Nazerian is part of a new class of developers returning to the way communities were built in America before the automobile had people flocking to the suburbs. In the 19th and early 20th centuries, “walkable urban” was the form of the day in metro cities and streetcar-driven neighborhoods like Oak Cliff. Change began locally in the 1990s, most notably in Uptown and Sundance Square in Fort Worth. The trend percolated for a while but more recently has been accelerating; driven by a convergence of strong demand and a growing acceptance by lenders, walkable urban is on track to become the dominant form of new real estate.

That’s the word from Christopher Leinberger and Tracy Loh of The George Washington University, who conducted a study on these walkable urban places, or WalkUPs as they’ve dubbed them. Leinberger and Loh classify a WalkUP as an urban area with a minimum walk score of 70.5, an average intersection density of greater than or equal to 100 intersections per square mile, a minimum of 1.4 million square feet of office space and/or 340,000 square feet of retail space.

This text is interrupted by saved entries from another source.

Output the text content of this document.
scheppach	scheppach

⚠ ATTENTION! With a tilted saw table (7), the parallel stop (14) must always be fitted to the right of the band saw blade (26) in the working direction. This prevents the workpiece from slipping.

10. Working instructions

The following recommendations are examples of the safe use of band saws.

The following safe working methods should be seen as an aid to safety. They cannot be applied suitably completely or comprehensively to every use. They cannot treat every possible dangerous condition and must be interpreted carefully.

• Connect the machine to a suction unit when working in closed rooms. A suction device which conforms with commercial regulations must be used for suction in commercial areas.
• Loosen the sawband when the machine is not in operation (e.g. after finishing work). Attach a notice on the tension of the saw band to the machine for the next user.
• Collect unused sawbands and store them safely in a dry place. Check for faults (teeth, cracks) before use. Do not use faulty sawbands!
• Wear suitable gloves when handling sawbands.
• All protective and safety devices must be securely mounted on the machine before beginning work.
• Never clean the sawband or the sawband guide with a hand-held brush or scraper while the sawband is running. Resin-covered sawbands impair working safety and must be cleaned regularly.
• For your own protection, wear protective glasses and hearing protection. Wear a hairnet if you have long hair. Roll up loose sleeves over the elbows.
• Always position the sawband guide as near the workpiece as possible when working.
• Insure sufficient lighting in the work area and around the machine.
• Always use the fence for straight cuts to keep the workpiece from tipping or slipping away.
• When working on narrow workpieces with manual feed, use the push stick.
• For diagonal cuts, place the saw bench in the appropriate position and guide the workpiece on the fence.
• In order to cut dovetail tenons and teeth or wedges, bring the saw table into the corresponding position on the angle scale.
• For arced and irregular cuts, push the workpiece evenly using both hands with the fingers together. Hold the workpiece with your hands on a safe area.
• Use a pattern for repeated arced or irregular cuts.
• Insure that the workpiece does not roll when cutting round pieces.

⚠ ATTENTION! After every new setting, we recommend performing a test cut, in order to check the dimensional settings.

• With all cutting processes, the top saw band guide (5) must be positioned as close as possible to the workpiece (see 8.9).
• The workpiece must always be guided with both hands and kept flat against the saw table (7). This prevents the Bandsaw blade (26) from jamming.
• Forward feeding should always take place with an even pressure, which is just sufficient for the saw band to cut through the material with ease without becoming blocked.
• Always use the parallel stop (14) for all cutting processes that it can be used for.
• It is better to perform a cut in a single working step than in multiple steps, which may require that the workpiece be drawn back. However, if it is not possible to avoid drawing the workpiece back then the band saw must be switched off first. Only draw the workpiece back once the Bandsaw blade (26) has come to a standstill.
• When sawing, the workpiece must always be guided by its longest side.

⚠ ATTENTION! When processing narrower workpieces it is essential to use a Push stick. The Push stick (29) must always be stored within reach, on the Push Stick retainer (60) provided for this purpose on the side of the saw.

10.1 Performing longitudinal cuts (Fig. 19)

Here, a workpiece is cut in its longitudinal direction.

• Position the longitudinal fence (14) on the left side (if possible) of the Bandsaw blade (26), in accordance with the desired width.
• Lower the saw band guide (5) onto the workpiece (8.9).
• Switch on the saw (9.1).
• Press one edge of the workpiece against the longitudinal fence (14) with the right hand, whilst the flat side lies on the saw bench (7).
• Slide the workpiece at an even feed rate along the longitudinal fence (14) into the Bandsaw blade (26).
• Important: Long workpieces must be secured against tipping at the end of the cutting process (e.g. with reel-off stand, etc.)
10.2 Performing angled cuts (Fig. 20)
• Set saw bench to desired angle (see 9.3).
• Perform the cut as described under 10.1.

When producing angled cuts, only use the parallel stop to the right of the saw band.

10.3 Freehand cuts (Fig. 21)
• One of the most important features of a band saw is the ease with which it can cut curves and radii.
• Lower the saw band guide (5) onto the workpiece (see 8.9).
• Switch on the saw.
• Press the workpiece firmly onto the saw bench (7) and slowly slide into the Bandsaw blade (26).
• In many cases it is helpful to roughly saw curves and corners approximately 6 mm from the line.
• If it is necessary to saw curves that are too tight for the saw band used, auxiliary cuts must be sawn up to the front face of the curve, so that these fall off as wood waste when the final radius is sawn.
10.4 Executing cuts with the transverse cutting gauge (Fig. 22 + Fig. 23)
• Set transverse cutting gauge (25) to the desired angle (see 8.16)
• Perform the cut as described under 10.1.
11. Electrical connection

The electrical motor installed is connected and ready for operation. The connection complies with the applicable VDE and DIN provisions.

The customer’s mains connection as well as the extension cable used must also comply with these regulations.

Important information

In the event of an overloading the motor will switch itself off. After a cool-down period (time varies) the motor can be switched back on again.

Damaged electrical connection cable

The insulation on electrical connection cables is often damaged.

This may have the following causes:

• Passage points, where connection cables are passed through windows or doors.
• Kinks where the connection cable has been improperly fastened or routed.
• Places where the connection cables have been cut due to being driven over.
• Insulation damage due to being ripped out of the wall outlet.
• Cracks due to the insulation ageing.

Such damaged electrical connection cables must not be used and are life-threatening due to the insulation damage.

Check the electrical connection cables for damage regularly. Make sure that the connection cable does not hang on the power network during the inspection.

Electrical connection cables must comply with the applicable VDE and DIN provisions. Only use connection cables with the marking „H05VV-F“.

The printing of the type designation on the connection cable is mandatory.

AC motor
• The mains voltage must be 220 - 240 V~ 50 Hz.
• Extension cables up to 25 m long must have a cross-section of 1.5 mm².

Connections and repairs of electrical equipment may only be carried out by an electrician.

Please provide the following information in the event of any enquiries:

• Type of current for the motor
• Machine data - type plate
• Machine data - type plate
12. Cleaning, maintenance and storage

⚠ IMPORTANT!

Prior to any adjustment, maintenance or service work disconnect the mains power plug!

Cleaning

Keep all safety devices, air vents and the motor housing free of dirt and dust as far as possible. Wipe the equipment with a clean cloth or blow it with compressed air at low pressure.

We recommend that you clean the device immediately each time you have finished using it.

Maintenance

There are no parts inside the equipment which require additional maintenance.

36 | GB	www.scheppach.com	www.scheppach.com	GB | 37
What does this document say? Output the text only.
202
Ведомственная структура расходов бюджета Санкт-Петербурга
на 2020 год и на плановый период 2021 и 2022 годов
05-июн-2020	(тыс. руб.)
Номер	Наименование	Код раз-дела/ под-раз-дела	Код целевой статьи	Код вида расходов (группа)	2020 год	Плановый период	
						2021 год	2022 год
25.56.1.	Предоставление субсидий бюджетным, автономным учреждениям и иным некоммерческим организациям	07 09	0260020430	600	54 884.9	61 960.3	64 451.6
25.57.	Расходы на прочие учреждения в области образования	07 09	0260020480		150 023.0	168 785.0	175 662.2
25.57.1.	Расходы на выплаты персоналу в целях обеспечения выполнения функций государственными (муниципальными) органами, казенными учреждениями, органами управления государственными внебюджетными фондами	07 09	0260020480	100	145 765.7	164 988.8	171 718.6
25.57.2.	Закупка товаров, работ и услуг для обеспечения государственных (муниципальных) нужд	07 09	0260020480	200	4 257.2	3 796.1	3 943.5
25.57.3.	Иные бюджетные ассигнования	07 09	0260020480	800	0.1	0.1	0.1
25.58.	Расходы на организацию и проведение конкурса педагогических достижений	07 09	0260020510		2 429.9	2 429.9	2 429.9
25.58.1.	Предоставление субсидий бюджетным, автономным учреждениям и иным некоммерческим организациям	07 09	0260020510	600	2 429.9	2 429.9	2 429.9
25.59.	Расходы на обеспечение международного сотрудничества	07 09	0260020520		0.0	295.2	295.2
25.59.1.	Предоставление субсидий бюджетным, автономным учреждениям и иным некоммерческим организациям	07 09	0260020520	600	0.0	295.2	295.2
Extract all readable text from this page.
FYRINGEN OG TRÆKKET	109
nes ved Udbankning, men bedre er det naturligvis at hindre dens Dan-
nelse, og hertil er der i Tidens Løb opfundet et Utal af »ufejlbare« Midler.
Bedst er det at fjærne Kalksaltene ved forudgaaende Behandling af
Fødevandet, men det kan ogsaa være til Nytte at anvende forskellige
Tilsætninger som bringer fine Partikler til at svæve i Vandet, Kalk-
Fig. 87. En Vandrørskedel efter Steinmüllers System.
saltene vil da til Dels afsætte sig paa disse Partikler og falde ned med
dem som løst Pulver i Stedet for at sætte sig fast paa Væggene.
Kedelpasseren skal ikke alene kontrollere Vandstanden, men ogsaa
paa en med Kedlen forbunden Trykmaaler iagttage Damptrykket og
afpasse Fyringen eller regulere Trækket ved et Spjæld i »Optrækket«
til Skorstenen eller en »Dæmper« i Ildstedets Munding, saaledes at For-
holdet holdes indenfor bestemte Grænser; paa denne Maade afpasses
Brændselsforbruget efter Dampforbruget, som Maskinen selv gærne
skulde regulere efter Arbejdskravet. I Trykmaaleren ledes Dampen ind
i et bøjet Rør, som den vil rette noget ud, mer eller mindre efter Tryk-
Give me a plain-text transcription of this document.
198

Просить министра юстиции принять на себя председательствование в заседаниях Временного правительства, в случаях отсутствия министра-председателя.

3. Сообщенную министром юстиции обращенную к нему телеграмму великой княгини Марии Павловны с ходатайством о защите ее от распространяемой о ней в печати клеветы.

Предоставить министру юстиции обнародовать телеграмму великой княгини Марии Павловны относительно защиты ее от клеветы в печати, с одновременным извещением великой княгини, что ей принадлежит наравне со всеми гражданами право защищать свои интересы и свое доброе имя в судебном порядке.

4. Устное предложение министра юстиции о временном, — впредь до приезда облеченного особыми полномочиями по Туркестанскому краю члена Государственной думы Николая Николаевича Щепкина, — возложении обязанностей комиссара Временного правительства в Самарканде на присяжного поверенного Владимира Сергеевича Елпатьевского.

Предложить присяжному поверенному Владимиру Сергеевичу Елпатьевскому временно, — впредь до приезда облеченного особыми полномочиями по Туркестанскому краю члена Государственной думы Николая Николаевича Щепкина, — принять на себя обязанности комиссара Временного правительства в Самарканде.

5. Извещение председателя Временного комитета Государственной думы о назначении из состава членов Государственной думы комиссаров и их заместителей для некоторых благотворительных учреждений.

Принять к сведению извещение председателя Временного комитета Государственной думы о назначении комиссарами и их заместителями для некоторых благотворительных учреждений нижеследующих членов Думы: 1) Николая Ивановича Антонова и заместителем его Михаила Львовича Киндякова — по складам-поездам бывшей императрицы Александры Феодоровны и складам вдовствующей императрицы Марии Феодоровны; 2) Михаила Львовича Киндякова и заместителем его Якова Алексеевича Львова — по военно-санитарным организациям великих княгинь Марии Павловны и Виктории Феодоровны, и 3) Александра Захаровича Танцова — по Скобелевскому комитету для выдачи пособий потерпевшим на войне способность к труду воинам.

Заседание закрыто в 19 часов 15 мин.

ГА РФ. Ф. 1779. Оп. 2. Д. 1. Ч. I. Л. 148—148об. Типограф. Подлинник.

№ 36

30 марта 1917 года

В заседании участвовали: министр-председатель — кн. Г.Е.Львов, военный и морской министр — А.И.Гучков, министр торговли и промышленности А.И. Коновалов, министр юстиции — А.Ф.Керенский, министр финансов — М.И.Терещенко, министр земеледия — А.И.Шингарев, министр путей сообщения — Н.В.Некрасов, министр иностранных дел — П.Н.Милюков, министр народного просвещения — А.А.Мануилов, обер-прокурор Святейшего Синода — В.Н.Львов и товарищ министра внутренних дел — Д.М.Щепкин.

The most striking indicator of this type of development’s success is its sheer economic efficiency. Across North Texas, there are 38 WalkUPs, including places like Uptown, Knox/Henderson, Preston Center, Deep Ellum, Fort Worth’s West 7th, and the like. Combined, they make up a paltry 0.1 percent of the land mass in Dallas-Fort Worth, yet they account for a whopping 12 percent of its GDP. In terms of overall efficiency, this means WalkUPs are 112 times more productive than any other type of development.

People are hungry for the connectivity that pedestrian-friendly communities provide. They want to live and work in dynamic places—and the market is responding. DFW’s 38 established WalkUPs accounted for 26 percent of the multifamily units added since 2010. Apartment occupancy across the board in the metro is holding at around 95 percent—which means there’s demand to support it. In fact, demand for walkable environments is so strong, Leinberger estimates it will take two or three decades of development to catch up. The payoff is there. Leinberger’s and Loh’s study, which is available online, found average rents in income-producing properties (office, retail, and multifamily) within WalkUPs to be 37 percent higher than the regional average. The neighborhoods also purvey a softer benefit: social equity through access to transit and a wide mix of housing options.

The bad news for DFW: We’re behind the trend—and our sprawl is real. As mentioned, walkable urban accounts for just 0.1 percent of our region’s land mass. This compares to averages that range from 1.5 percent to 5.5 percent in other metros.

The good news is we are learning, and Exxir Capital’s Bishop Arts project is a prime example. Leinberger and Loh point out that in 2010, walkable urban absorption in DFW was 7 percent. That number mushroomed to 17 percent for 2010-2015, the first half of the current real estate cycle. “The market has spoken,” they write. “It’s only a matter of time before most of the region’s policymakers and real estate professionals catch up with the new reality.”